Anarşizmin Sembolü Nasıl Ortaya Çıktı?

Aslına bakarsanız en meşhur anarşizm sembolü, yazının kapak görselinde de olan çember içine alınmış “A’’ harfi olsa da anarşizmi sembolize eden pek çok simge kullanılmaktadır. Bunlardan bir diğeri ise yine çok yaygın olarak kullanılan kara bayraktır. Beyaz bayrağın evrensel olarak ‘’teslim olma’’ manasına geldiği düşünüldüğünde bu tercih, çok daha anlamlı bir hale gelir. Bu genel sembollerin dışında çeşitli fraksiyonların kullandığı özel simgeler de vardır. Örneğin “kara kedi’’, kara-kızıl ve sarı kızıl çapraz parçalı bayraklar bunlardan bazılarıdır.

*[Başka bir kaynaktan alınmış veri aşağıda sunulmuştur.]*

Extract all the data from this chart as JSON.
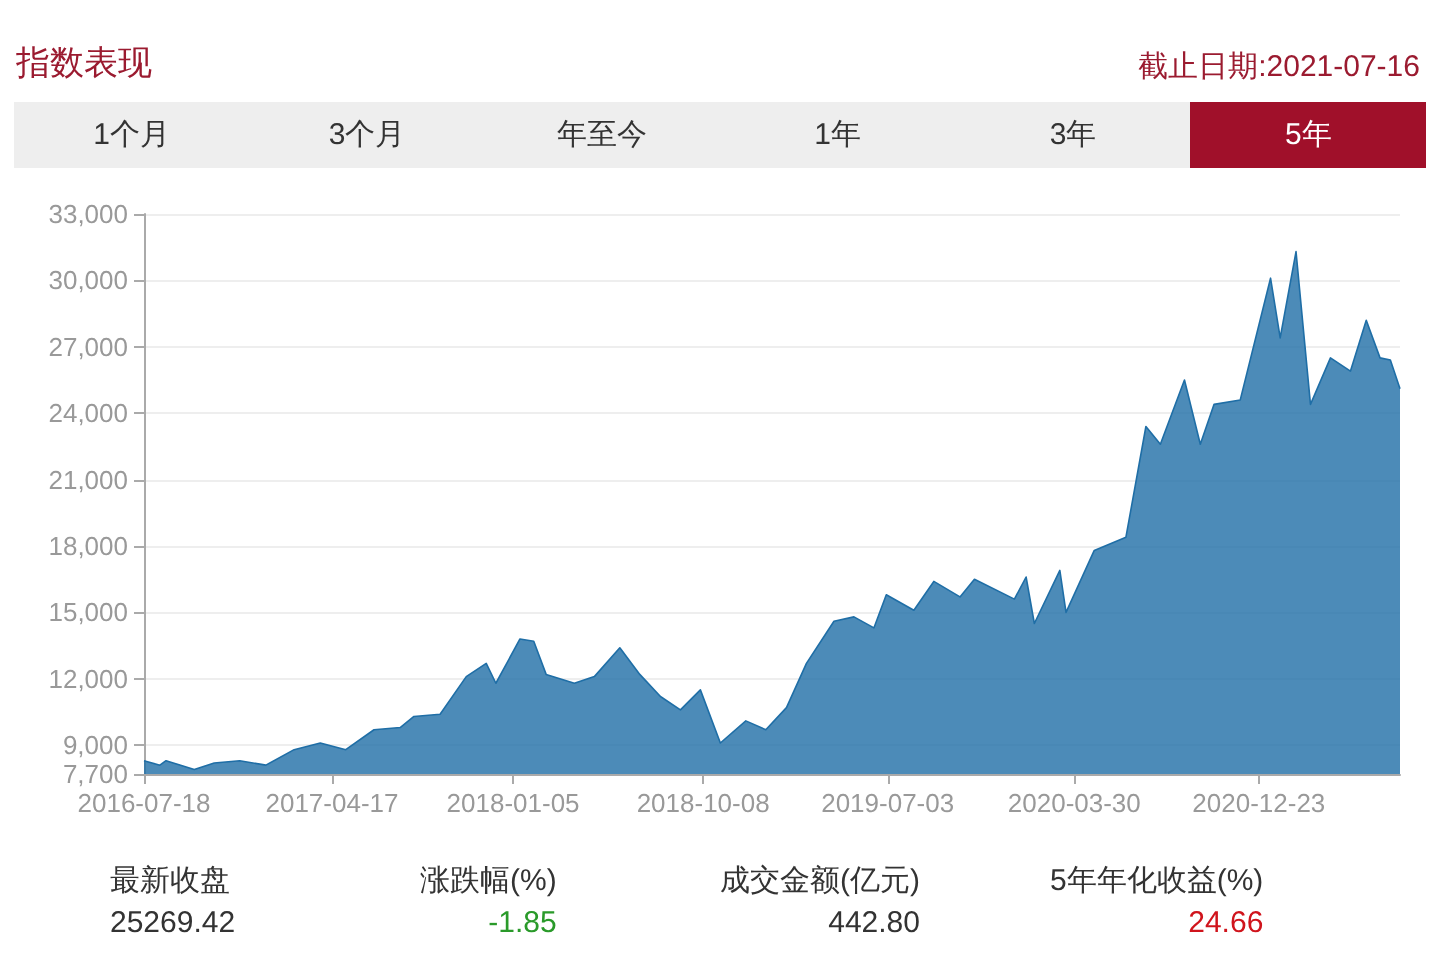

Anarşizmin Amaçları Nelerdir?

Anarşizm Amaçları

Anarşizm, kabaca insanın özünde iyi kalpli bir varlık olduğu ön kabulüne dayanır. Yani insanlar iyidir ve oluşturdukları toplumlar doğal ve özgürdür. Buna karşın yapay olan devlet, sömürücü ve yozlaştırıcıdır. Şayet insanlar kendi hallerine bırakılırsa doğal bir imece ile birbirlerini tamamlayacaklardır. Fakat yukarıdan inen her türlü otorite tezahürü bu doğal yapıyı bozar. Haliyle insanların devletlerin buyruklarına uyma gibi bir sorumlulukları yoktur. Devletsiz bir toplum da gayet tabii mümkündür ve devletlerin yıkılması gerekir. Sömürüsüz, tahakkümsüz, eşitlikçi, adil ve her yönüyle insanca bir yaşam ancak bu şekilde mümkündür.

Kısaca Anarşist Felsefe

Sadede gelecek olursak, savunucu olmayanlar için bile anarşizmin oldukça faydalı olduğunu düşünüyorum ve bence her devletin varlığı açısından da son derece önemlidir. Çünkü bir ülkede otoriteye yöneltilen kuvvetli muhalefetin, otoritenin sağlıklı bir hizada durabilmesini sağlayacağı kanaatindeyim. Anarşistler de devlet dogmatizmine yöneltilen eleştirileri ve sözgelimi “put kıran’’ tavırlarıyla bu dengenin sağlanmasına büyük katkıda bulunuyorlar diye düşünüyorum.